Looking first at the relative strength index chart [RSI] at the top, I see the stock muddling around in middle ground territory with a value of 59.63 with downward trajectory, which is a bearish pattern. To confirm that, I will look at the moving average convergence-divergence [MACD] chart next and see that the black line is above the red line with the divergence bars flattening out in height, indicating the stock is may come up on some downward momentum. As for the stock price itself ($44.70), I'm looking at $44.92 to act as resistance and the 50-day moving average to act as support for a risk/reward ratio, which plays out to be -1.68% to 0.49%.

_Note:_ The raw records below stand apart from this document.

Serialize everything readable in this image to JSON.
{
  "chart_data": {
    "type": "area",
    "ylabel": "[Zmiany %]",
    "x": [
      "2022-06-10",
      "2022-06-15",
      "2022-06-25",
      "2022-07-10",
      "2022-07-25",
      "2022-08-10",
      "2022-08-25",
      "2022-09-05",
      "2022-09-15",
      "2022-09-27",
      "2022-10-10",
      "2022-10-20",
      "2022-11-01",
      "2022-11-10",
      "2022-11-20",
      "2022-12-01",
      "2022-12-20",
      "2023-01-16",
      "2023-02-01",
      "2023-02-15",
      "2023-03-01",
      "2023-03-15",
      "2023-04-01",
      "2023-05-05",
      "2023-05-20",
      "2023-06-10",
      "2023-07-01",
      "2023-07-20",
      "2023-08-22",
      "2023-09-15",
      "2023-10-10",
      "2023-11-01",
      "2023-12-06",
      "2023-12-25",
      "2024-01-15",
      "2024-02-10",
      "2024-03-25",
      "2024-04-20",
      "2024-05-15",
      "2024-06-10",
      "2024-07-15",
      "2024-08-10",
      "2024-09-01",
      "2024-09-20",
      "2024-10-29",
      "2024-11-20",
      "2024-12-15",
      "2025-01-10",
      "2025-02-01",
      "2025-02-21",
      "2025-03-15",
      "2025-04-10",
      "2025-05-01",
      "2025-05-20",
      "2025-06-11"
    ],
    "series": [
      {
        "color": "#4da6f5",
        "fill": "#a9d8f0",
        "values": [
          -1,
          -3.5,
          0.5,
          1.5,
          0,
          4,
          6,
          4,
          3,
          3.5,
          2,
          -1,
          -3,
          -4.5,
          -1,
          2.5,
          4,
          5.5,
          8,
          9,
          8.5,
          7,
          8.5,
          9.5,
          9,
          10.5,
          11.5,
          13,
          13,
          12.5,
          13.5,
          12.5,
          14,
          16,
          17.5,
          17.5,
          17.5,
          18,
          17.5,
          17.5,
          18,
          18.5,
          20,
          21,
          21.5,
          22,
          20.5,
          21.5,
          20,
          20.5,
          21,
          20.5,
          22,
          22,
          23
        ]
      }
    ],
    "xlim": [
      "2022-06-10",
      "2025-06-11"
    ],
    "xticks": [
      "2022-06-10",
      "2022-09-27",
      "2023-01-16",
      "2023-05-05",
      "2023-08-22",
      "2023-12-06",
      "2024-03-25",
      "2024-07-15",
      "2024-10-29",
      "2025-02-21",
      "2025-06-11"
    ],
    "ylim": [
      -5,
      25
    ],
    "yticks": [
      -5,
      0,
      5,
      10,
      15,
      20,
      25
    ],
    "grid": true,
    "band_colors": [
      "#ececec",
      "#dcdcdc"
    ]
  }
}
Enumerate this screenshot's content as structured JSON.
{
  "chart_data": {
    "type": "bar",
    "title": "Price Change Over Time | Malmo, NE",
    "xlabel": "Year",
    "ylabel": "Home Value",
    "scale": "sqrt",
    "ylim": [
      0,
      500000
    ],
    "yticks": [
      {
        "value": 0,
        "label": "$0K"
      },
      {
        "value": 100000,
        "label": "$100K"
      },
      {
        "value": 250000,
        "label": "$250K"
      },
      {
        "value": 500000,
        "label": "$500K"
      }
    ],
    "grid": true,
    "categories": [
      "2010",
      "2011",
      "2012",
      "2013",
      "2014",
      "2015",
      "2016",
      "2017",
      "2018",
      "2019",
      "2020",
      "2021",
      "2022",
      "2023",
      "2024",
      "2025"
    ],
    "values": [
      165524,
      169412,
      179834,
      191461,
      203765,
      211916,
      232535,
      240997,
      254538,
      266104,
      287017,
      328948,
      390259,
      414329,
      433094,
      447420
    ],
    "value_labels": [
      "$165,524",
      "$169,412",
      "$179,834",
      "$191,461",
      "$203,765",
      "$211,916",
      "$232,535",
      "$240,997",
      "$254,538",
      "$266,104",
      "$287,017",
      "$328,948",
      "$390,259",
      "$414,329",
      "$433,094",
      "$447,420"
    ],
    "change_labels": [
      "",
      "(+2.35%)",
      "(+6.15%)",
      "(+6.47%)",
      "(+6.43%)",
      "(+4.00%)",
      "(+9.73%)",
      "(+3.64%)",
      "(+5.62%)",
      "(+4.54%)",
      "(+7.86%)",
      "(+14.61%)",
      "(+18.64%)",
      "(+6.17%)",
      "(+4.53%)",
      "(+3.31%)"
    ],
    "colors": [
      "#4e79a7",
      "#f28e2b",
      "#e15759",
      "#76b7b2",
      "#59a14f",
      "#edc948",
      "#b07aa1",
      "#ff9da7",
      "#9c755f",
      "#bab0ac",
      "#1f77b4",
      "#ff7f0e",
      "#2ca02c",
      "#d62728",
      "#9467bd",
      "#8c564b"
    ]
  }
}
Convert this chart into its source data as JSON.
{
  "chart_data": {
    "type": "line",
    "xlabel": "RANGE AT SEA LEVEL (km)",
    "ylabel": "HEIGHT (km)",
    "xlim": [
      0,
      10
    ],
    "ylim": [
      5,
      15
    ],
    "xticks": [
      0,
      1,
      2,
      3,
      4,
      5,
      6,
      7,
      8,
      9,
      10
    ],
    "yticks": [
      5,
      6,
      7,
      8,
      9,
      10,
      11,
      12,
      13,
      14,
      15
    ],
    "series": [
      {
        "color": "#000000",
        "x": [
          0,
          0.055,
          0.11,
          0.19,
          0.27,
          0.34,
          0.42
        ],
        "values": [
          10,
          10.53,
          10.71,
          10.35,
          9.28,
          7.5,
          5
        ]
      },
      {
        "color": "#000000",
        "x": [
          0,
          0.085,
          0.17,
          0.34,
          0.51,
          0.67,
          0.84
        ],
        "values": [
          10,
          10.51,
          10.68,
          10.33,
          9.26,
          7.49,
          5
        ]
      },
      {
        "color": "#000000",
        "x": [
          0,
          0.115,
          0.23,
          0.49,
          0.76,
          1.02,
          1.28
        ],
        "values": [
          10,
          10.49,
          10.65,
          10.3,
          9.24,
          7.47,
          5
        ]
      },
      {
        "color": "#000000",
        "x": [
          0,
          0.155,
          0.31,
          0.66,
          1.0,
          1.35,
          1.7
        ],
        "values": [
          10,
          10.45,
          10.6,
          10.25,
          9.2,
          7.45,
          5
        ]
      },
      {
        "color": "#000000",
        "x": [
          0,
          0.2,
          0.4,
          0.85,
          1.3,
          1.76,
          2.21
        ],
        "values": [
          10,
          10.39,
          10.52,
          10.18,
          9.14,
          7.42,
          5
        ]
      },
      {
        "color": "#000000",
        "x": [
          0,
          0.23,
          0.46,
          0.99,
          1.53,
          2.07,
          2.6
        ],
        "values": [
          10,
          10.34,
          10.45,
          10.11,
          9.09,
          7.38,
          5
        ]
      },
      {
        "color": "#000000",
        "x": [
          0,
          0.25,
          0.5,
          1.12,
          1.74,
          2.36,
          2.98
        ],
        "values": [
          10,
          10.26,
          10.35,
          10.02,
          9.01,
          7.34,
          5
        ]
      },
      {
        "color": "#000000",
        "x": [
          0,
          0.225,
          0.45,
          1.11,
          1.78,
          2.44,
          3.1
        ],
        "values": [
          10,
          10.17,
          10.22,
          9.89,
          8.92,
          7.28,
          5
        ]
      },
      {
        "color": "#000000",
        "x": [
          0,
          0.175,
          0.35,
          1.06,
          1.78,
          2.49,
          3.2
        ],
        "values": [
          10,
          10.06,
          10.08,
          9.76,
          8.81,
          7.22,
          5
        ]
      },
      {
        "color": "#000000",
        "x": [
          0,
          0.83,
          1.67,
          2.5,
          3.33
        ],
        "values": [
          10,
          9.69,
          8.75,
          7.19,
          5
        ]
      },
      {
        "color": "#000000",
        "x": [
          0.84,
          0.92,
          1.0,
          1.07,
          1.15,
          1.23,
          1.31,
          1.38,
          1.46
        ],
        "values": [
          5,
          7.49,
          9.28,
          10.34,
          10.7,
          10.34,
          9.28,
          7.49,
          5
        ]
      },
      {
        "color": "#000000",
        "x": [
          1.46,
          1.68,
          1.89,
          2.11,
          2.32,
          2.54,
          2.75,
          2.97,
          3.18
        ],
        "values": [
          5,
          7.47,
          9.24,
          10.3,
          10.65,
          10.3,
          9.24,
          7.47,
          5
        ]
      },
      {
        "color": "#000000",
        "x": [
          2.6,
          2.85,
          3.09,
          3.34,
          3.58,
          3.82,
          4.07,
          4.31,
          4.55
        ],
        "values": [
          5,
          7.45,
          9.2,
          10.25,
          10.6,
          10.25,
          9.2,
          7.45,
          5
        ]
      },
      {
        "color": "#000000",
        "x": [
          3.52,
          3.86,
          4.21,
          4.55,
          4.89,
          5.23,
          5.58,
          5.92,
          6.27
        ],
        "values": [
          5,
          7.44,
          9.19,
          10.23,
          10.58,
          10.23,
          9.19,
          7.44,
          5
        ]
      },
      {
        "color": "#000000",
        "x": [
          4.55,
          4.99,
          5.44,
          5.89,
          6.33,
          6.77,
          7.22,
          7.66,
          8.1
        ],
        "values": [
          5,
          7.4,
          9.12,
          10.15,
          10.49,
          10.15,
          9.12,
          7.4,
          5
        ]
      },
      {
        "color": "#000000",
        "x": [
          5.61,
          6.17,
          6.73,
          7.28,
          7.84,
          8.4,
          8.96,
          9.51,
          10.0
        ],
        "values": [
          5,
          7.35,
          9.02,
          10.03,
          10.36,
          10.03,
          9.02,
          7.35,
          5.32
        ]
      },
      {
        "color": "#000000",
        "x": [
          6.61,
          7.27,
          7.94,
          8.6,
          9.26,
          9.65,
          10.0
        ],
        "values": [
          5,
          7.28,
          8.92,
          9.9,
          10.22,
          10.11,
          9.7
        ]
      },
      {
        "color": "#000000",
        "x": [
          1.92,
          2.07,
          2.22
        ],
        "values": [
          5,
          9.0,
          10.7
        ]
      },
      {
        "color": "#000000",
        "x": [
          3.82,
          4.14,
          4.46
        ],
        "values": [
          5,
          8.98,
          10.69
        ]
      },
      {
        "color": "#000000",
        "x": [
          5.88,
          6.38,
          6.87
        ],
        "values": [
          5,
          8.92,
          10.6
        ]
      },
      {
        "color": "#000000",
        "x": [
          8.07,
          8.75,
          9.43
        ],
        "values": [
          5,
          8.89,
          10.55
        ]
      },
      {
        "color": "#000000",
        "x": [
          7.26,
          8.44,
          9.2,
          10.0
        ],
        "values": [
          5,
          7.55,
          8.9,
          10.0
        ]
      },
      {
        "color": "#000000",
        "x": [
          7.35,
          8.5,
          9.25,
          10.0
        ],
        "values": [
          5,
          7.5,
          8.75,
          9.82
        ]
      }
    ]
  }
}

- The company launched a second Phase 3 trial with Neurocrine Biosciences (NBIX) of elagolix in patients with moderate to severe endometriosis-associated pain. Endometriosis is a female health disorder that occurs when cells from the lining of the uterus grow in other areas of the body, causing pain, irregular bleeding, and fertility problems. 7.5 million women in the US alone are believe to suffer from this predicament.
- Third Point's (TPRE) Dan Loeb exited from his AbbVie stake entirely according to a second quarter 13-F filing back on August 15th.
AbbVie is inexpensively valued based on future earnings and expensively on future growth prospects (one-year outlook) with analysts only expecting 2.97% growth in the coming year. Financially this is a solid company in terms of efficiency, but is saddled with lots of short-term and long-term debt; the dividend payout ratio is low based on trailing 12-month earnings and I don't doubt management will be able to continue to increase the dividend going forward. I don't know at what rate they would be able to increase the dividend, but if it were me I'd want to pay down the debt first. The technical situation of how the stock is currently trading is telling me we might be seeing some more downward pressure for now. The inexpensive earnings valuation, excellent management efficiency and ability to grow the dividend are what I like about the company, but personally I'm not going to be buying. I will continue to hold onto the shares I received from the Abbott spin-off and reinvesting the dividends for the reasons I mentioned in this article, but I like to see earnings growth in my dividend companies and currently that part of the equation isn't there for me to buy more shares.
Disclaimer: These are only my personal opinions and you should do your own homework. Only you are responsible for what you trade and happy investing!